Выбрать главу

В том и состоит смысл пророческого служения нашей литературы: споспешествовать нам в этом духовном делании; обогащать нас опытом и знаниями, накопленными и современниками нашими, и предшествующими поколениями; побуждать наше сознание к решению вечных проблем; сопоставлять нашу жизнь с жизнью многих; остерегать от неправедных путей. Пусть не на все вопросы даётся ответ — правильно поставленный вопрос тоже может отразить важный духовный опыт. Обогащение таким опытом и должно стать главной целью нашего общения с великой литературой. Те, кто ныне восстают против пророческого призвания писателей, противятся именно этому, что обличает в них по меньшей мере духовную леность.

Да и вообще необходимо признать: постигать ответ на вопрос о смысле жизни — труд тяжёлый и подчас мучительный, ибо не может не подвести нас к пониманию, насколько наша жизнь мало совпадает с подлинным смыслом её. Всё же, что может нас мучить, мы стремимся отвергнуть — и так гоним от себя все проклятые вопросы: только бы не думать, только бы не отягощать сознание и душу неотвязными сомнениями, только бы не поддаться мытарствам совести — и вот человек изобретает всё новые и новые средства, позволяющие забыться каким угодно способом. Вот откуда летели и будут лететь камни во всякого пророка. Истина начинает представляться ненужною докукою, незнание Истины становится вожделенной целью.

Но проникнемся всё же, будем пристально вдумываться: что хотели сказать нам творцы русской литературы, чем могут обогатить они наше сознание? Будем собирать по крупице сокровища их духовного опыта.

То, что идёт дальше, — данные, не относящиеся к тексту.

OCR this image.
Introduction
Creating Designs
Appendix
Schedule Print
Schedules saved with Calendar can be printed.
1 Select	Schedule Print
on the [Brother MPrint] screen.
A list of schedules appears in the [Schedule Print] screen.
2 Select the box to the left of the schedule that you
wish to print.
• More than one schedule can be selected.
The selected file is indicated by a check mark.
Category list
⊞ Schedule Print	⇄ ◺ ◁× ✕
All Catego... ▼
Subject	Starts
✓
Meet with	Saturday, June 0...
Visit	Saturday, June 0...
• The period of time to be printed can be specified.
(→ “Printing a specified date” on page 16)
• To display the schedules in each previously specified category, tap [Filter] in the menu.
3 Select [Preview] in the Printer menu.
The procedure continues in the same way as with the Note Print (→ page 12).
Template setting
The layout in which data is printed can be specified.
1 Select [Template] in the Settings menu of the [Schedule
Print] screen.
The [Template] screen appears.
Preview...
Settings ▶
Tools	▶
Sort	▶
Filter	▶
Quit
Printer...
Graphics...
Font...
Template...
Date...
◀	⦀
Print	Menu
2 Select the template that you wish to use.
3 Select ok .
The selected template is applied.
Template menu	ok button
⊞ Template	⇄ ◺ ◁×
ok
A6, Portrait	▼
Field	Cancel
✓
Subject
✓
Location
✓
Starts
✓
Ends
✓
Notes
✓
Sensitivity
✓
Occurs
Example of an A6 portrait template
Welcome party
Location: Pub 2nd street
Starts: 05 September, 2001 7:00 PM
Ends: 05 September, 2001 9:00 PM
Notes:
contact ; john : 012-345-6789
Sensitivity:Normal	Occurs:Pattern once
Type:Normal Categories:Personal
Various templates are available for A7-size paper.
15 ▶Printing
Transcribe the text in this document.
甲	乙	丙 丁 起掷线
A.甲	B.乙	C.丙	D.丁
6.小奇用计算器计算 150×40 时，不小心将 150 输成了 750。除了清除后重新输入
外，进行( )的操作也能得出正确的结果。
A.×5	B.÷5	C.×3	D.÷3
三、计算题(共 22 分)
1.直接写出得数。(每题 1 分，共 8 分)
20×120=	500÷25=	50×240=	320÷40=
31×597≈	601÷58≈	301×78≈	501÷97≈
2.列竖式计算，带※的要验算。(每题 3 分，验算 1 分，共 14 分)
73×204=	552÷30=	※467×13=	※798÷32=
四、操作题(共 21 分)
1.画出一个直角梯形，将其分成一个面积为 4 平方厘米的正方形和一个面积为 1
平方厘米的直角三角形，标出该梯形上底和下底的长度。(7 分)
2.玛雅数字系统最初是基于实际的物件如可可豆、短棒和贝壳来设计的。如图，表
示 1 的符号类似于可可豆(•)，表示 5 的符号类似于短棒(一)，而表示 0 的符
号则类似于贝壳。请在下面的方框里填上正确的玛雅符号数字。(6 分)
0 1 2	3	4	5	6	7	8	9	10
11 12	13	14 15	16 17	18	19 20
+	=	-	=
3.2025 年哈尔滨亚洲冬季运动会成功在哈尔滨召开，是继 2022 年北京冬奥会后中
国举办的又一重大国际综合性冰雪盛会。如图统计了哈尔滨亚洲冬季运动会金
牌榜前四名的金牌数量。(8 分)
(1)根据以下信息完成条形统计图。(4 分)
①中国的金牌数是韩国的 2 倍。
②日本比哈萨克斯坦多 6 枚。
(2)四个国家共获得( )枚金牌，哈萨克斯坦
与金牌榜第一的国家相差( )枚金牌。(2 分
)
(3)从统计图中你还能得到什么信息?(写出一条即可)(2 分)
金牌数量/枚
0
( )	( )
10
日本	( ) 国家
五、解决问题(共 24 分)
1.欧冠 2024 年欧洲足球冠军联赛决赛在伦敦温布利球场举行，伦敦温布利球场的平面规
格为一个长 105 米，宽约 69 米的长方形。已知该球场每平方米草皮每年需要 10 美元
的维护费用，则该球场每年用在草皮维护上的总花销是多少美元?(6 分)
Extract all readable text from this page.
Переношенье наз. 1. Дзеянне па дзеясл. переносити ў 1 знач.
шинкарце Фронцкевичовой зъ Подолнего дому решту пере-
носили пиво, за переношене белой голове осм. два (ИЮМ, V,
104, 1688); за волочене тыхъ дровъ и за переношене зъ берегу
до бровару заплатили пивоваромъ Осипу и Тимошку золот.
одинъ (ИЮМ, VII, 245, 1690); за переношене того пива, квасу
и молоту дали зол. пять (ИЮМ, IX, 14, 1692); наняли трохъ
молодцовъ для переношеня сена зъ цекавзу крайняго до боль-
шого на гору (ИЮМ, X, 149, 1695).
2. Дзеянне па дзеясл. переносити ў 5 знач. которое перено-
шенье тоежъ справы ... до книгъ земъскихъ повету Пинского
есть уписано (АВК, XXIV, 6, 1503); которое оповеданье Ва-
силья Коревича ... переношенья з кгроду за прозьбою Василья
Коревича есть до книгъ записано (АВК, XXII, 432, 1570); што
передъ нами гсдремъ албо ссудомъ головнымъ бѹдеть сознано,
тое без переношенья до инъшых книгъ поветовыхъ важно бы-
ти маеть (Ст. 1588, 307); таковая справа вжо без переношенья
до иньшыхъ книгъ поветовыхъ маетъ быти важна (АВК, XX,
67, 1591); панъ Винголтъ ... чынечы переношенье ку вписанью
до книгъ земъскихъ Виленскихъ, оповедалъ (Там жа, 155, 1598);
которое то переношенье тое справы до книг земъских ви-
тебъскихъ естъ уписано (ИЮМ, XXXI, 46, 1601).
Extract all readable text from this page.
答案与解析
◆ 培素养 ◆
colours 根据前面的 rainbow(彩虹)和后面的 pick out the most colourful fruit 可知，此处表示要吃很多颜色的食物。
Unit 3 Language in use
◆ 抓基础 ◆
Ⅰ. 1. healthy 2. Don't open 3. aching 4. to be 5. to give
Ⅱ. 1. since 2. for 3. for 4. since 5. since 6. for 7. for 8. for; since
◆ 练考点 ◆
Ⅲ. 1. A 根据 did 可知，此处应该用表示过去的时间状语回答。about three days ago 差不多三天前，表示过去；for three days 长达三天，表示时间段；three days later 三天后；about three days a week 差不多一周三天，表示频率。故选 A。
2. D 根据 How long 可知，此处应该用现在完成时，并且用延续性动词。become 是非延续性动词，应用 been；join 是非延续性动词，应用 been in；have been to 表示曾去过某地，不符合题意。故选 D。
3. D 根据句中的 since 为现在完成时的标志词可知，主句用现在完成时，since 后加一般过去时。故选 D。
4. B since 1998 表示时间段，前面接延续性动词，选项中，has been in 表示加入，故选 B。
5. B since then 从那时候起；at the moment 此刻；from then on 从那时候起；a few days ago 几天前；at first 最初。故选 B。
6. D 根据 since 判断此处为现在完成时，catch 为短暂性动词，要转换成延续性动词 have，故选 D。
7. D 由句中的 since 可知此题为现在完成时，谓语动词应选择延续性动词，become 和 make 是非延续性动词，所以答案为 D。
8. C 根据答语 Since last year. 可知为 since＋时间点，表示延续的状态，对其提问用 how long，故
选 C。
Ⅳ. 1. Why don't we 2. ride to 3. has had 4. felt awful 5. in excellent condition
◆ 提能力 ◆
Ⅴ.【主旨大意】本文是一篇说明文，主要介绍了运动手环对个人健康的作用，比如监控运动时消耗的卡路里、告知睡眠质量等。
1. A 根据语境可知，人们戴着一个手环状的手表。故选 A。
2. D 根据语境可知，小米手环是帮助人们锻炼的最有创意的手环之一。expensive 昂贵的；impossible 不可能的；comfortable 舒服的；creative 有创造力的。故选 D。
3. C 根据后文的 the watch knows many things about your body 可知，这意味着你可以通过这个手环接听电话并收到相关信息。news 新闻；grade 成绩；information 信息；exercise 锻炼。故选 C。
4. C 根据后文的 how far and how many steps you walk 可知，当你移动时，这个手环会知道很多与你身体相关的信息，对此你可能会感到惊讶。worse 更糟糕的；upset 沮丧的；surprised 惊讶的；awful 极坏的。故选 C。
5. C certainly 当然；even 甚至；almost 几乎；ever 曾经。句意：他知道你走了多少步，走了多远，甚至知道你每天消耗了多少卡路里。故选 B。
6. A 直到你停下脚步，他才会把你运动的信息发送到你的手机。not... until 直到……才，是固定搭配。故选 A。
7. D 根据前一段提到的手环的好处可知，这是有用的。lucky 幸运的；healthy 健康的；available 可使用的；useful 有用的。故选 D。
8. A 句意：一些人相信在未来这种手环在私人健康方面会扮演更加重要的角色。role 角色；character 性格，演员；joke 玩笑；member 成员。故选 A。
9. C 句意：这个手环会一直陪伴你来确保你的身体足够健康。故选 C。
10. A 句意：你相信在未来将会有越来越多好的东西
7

Проблема «лишнего человека» важна и интересна ещё в одномотношении: такой человек всегда неординарен, всегда имеет нешаблонные внутренние запросы, иначе ему хватило бы и «заповедей блаженства» от мира сего. Революционный романтизм решал эту проблему по-своему: чаще сопрягая ее с богоборческими мотивами. Богоборчество в каком-то смысле может выражаться и в высокомерном презрении к людям (а ведь каждый из них создан по образу и подобию Божию и, презирая человека, мы как бы отвергаем в нём заложенные духовные сокровища — пусть он и подавляет их в себе сам же). Отдавши дань Байрону и байронизму, Пушкин распрощался с романтизмом поэмою «Цыганы» (1824), сумев дать романтическому стереотипу трезвую оценку. Уже в той ранней поэме Пушкин был близок к истинно православному решению важных вопросов русской жизни. Первым это угадал Достоевский, в своей Пушкинской речи утвердивший:

«Тут уже подсказывается русское решение вопроса, «проклятого вопроса», по народной вере и правде: «Смирись, гордый человек, и прежде всего сломи свою гордость. Смирись, праздный человек, и прежде всего потрудись на своей ниве», вот это решение по народной правде и народному разуму. «Не вне тебя правда, а в тебе самом, подчини себя себе, овладей собой — и узришь правду. Не в вещах эта правда, не вне тебя и не за морем где-нибудь, а прежде всего в твоем собственном труде над собою. Победивши себя, усмиришь себя — и станешь свободен как никогда и не воображал себе, и начнёшь великое дело, и других свободными сделаешь, и узришь счастье, ибо наполнится жизнь твоя, и поймёшь наконец народ свой и святую правду его. Не у цыган и нигде мировая гармония, если ты первый сам её недостоин, злобен и горд и требуешь жизни даром, даже не предполагая, что за нее надобно заплатить». Это решение вопроса в поэме Пушкина уже сильно подсказано. Еще яснее выражено оно в «Евгении Онегине», в поэме уже не фантастической, но осязательно реальной, в которой воплощена настоящая русская жизнь с такой творческой силой и с такой законченностью, какой не бывало до Пушкина, да и после него, пожалуй»104.

Недаром же к этим словам воспылал особой неприязнью Горький, сам сильно ушибленный романтическою гордынею.

Онегин внешне весьма похож на романтического героя байроновского склада: неслучайно имя Чайлд-Гарольда сопрягается с героем романа часто, недаром он и сам, задернув полку с книгами «траурной тафтой», все же сохранил среди избранных для чтения книг сочинения лорда Байрона и ещё прежде того поместил в кабинете его портрет. Однако Пушкин отвергает романтическое прочтение проблемы. Выход усматривается, как подсказал Достоевский, на религиозном уровне.